Catholic Encyclopedia (1913)/Apelles
Founder of a Gnostic sect; died at an advanced age late in the second century. What little is known of his life is gleaned chiefly from fragments of the writings of his antagonist Rhodon, preserved by Eusebius (Hist. Eccl., V, xii), and from Tertullian's "Prescription against Heretics" (xxx). At Rome he separated from Marcion, whose most famous pupil he was, and went to Alexandria, where he met the visionary Philumene, whose utterances he regarded as inspired. Besides collecting her oracles in a book entitled "Manifestations", he wrote an extensive work, Eullogismoi, an attack on Mosaic theology.

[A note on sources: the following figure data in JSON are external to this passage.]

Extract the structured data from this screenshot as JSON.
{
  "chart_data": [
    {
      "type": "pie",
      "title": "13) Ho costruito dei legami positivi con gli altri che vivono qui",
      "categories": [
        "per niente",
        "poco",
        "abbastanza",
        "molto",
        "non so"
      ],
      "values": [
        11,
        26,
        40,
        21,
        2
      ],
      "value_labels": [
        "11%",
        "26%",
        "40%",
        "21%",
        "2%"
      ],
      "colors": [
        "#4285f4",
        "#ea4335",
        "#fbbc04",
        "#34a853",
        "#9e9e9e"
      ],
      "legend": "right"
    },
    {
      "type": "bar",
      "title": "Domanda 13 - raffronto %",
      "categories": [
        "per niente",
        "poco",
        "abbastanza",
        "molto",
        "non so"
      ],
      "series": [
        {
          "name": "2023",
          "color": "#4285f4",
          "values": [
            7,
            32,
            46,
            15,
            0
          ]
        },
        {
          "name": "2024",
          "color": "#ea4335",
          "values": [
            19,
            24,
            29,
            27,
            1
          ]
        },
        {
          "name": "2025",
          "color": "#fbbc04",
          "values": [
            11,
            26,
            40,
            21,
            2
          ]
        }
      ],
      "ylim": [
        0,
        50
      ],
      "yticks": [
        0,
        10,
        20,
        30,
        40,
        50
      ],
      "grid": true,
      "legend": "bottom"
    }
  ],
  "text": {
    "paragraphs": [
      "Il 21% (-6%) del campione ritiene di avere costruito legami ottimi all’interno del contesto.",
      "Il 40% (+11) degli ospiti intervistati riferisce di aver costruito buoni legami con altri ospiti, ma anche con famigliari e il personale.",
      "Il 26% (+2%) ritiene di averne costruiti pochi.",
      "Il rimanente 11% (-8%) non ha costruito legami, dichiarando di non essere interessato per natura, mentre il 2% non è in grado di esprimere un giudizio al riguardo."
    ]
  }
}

The moral character of Apelles is differently estimated according as one is influenced either by Rhodon's uncoloured picture of the aged heresiarch, or by the stories of scandals in his early life to which Tertullian, not without exaggeration, refers.
HARNACK, De Apellis gnosi monarchicâ (Leipzig, 1874); IDEM in Texte und Untersuch. (Leipzig, 1890), VI, iii, 109-120, and ibid. (new series, Leipzig, 1900), V, iii, 93-100; BARDENHEWER, Gesch. der altkirch. Lit. (Freiburg, 1902), I, 343, 344; TILLEMONT, Mémoires (Venice, 1732), II, 282-285, 610, 611. BAREILLE, in Dict. de théol. cath., I, 1455-57. HORT in Dict. of Christ. Biog. (London, 1877), I, 127, 128.